IV. La revendication 1 du brevet tel que délivré (requête principale et requête subsidiaire 1) se lit comme suit:
"Matelassure, caractérisée en ce qu'elle comprend au moins une portion de mousse formée d'une mousse de mélamine de dureté, mesurée en indentation selon la norme ISO 2439 B, inférieure à 300 N pour un enfoncement de 40%, et dite mousse souple de mélamine."

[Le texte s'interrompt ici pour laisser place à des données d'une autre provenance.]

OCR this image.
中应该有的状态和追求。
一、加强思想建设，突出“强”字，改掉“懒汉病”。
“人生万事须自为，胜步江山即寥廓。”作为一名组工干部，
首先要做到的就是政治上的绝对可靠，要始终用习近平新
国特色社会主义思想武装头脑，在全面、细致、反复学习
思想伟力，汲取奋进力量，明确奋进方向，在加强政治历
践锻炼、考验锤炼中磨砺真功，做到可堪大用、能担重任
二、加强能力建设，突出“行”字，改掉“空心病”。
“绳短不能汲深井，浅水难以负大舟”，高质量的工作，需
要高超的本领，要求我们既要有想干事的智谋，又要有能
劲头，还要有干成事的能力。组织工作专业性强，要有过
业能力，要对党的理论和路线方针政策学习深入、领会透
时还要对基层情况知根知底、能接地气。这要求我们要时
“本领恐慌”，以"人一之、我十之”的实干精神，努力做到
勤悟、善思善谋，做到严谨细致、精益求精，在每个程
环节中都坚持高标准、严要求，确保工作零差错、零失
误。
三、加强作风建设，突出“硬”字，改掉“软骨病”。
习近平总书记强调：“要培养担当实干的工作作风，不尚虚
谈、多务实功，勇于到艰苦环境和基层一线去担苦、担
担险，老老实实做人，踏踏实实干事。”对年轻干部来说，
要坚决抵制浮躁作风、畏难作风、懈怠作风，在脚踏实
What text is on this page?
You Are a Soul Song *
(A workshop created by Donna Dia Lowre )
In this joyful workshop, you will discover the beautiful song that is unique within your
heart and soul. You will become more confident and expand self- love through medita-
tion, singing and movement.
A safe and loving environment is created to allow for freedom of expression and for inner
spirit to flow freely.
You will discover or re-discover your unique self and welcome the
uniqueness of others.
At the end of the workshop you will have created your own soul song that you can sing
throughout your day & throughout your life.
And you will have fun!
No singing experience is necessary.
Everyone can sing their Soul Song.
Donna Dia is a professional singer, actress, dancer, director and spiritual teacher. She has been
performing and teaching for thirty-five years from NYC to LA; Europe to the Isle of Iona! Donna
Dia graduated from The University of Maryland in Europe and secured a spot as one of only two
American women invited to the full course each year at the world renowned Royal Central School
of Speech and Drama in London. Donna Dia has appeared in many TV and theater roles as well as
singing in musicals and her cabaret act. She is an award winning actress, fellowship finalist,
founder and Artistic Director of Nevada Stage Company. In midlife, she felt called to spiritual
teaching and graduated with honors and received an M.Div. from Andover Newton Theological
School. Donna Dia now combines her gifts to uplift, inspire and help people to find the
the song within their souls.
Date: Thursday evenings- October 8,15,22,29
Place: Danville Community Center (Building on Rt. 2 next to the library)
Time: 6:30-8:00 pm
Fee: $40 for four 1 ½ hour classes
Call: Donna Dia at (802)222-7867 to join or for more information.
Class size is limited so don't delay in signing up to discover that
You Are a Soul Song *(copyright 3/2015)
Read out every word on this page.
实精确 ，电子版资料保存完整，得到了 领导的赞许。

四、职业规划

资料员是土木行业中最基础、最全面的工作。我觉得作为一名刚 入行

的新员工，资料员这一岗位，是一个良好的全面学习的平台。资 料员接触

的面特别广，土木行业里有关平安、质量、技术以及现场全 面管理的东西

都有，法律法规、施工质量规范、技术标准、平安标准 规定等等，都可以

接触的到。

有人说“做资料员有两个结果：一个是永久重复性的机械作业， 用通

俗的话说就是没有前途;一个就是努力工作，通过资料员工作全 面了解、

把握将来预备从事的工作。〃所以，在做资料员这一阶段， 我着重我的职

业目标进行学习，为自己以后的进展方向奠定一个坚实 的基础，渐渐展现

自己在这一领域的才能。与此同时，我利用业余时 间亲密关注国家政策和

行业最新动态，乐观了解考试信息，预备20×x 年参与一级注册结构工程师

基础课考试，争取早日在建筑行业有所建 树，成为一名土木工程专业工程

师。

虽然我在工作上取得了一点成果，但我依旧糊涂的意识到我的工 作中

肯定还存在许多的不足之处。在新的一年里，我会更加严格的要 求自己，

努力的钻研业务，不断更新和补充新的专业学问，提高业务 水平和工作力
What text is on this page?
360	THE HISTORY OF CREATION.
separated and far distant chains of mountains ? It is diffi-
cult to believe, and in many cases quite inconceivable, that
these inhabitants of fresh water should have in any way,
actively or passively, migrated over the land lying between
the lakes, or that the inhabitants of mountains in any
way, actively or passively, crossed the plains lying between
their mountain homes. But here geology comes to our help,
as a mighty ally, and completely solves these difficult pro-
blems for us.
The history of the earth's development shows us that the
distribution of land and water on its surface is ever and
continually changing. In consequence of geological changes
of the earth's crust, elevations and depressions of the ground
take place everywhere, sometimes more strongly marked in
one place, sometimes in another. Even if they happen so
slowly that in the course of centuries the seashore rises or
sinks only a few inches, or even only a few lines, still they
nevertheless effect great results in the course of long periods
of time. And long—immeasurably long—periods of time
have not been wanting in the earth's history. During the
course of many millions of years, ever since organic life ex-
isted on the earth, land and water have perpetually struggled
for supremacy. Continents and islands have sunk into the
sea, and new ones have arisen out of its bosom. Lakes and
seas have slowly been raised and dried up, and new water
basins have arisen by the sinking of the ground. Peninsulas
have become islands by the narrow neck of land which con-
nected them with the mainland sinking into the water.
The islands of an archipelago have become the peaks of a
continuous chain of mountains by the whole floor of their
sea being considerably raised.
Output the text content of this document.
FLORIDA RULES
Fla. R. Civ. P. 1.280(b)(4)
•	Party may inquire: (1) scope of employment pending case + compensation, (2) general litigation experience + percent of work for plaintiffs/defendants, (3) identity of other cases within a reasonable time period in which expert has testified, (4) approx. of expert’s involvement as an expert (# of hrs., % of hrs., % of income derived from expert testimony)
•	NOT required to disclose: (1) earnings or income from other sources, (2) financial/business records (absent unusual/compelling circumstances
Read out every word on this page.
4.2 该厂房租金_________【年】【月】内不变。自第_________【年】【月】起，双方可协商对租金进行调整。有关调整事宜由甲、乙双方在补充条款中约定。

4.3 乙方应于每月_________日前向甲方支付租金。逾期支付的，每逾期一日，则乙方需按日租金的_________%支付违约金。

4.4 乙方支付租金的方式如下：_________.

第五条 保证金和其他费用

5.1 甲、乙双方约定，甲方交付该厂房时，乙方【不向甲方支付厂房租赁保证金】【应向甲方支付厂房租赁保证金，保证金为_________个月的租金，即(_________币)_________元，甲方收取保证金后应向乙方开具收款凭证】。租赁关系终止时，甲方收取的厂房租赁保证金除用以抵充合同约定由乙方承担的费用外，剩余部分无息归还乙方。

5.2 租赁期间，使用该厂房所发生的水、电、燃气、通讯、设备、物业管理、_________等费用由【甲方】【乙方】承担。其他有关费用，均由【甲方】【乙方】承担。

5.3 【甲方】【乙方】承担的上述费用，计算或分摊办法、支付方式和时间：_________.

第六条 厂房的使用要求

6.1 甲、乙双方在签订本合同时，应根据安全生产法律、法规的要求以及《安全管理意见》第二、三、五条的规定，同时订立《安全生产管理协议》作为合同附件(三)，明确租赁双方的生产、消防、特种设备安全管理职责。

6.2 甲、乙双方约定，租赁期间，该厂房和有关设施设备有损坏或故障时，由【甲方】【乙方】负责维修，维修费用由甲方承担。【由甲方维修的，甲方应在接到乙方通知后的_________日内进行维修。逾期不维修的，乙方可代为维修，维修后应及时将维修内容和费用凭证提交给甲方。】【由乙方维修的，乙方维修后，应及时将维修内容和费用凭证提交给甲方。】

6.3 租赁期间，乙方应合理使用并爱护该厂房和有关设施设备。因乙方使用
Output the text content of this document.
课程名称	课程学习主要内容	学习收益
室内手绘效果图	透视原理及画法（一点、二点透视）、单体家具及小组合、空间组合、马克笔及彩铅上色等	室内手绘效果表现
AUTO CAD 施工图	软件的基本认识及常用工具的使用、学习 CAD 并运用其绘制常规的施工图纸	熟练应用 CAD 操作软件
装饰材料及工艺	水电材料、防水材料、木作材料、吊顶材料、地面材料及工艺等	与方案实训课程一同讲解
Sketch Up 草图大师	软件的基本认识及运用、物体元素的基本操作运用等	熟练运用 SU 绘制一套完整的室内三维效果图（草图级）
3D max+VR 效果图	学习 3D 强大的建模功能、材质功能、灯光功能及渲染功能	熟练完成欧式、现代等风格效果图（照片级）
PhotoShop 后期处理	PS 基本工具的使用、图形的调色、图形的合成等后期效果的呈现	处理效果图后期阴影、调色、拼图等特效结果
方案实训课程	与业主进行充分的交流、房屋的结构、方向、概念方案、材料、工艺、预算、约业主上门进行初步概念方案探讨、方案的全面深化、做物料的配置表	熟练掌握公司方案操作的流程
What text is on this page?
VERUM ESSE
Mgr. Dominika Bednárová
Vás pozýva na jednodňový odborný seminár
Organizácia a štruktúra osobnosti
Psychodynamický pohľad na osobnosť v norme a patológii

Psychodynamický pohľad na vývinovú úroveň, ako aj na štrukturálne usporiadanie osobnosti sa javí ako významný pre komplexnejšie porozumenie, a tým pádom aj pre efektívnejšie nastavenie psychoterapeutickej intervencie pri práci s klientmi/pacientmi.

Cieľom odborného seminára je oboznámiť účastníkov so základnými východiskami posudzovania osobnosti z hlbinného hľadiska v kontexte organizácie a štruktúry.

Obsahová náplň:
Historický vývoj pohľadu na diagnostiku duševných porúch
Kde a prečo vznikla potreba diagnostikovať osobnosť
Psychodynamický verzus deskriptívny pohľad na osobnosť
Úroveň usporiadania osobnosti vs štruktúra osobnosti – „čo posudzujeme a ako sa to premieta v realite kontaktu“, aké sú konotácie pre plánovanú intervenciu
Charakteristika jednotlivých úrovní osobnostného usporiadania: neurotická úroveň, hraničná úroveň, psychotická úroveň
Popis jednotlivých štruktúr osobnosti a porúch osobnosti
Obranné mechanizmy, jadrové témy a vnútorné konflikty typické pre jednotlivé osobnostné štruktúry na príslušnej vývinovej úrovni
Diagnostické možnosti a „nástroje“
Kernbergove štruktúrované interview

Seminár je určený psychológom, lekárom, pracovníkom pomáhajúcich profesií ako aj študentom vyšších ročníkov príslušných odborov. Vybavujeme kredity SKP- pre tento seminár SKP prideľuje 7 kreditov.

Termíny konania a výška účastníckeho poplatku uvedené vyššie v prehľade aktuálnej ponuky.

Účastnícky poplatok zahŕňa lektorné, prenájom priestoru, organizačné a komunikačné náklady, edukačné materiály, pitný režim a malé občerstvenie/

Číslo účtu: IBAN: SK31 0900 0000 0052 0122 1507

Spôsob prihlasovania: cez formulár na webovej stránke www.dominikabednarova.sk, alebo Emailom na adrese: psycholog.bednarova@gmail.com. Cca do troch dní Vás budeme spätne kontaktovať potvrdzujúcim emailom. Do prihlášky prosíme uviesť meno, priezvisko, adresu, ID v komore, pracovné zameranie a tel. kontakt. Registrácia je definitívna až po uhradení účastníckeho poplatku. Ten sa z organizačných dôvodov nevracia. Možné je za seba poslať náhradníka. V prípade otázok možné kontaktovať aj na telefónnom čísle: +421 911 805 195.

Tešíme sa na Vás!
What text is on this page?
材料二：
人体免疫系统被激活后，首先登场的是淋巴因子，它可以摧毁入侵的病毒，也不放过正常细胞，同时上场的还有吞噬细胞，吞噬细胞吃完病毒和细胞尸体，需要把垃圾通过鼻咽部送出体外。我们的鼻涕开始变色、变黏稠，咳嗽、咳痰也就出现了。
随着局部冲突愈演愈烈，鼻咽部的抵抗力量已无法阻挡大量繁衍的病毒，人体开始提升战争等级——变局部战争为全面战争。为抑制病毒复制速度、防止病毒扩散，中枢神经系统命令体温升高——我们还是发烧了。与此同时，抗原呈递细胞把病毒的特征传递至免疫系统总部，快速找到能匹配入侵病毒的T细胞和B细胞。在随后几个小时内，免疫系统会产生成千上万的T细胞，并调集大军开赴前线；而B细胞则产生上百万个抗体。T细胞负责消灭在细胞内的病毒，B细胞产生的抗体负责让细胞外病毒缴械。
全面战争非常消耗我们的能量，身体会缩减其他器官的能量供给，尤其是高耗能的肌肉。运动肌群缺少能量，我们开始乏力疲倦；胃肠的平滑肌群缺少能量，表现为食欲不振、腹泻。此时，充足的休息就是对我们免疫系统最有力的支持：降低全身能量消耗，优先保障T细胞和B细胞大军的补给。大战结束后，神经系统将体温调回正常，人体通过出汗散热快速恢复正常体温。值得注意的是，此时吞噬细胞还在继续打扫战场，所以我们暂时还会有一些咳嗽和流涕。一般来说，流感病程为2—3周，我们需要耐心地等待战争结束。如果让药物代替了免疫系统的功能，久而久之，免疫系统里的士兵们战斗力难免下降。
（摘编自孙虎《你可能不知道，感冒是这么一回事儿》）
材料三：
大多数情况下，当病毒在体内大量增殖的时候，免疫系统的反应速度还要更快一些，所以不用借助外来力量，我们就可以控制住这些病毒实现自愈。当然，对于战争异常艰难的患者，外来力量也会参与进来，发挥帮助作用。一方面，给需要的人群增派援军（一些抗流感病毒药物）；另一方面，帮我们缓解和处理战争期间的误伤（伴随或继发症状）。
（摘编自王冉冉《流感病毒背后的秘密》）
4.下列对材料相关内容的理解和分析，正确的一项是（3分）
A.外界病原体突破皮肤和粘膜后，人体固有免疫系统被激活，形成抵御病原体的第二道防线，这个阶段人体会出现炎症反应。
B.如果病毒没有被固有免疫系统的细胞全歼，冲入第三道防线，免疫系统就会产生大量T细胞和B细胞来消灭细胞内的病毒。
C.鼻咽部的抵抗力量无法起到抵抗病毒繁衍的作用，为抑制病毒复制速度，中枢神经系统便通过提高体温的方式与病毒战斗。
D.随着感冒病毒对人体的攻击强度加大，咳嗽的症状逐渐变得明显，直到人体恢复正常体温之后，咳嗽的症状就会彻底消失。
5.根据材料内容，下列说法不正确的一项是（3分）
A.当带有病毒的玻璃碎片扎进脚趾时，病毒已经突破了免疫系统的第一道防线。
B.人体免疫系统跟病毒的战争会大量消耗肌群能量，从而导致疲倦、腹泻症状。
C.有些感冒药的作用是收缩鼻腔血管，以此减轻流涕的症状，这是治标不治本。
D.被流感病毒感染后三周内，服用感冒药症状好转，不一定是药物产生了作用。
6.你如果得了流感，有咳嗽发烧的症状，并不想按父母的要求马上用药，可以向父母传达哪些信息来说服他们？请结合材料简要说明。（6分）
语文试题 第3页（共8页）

La revendication 1 selon la requête subsidiaire 2 est la suivante:
"Matelassure, caractérisée en ce qu'elle comprend au moins une portion de mousse formée d'une mousse de mélamine, dite mousse souple de mélamine stabilisée, de dureté mesurée en indentation selon la norme ISO 2439 B, inférieure à 300 N pour un enfoncement de 40%."
La revendication 1 selon la requête subsidiaire 3 est la suivante:
"Matelassure, caractérisée en ce qu'elle comprend au moins une portion de mousse formée d'une mousse de mélamine, dite mousse souple de mélamine stabilisée, de dureté mesurée en indentation selon la norme ISO 2439 B, inférieure à 300 N pour un enfoncement de 40%, cette dureté étant adaptée pour pouvoir subir, après 80 000 cycles à 75 daN conformément à la norme ISO 3385, une perte de dureté inférieure à 25% -typiquement de l'ordre de 19,5%."
La revendication 1 selon la requête subsidiaire 4 est la suivante:
"Matelassure, caractérisée en ce qu'elle comprend au moins une portion de mousse formée d'une mousse de mélamine, dite mousse souple de mélamine stabilisée, de dureté mesurée en indentation selon la norme ISO 2439 B, inférieure à 300 N pour un enfoncement de 40%, cette mousse souple de mélamine étant adaptée pour pouvoir subir, après 80 000 cycles à 75 daN conformément à la norme ISO 3385, une perte de dureté inférieure à 25% -typiquement de l'ordre de 19,5%-."
La revendication 1 selon la requête subsidiaire 5 est la suivante:
"Matelassure, caractérisée en ce qu'elle comprend au moins une portion de mousse formée d'une mousse de mélamine, dite mousse souple de mélamine stabilisée, de dureté mesurée en indentation selon la norme ISO 2439 B, inférieure à 300 N pour un enfoncement de 40%, ladite mousse souple de mélamine stabilisée présente une dureté stabilisée par un processus de préfatigue consistant à la soumettre à des compressions successives, cette dureté étant ensuite sensiblement constante au cours du temps."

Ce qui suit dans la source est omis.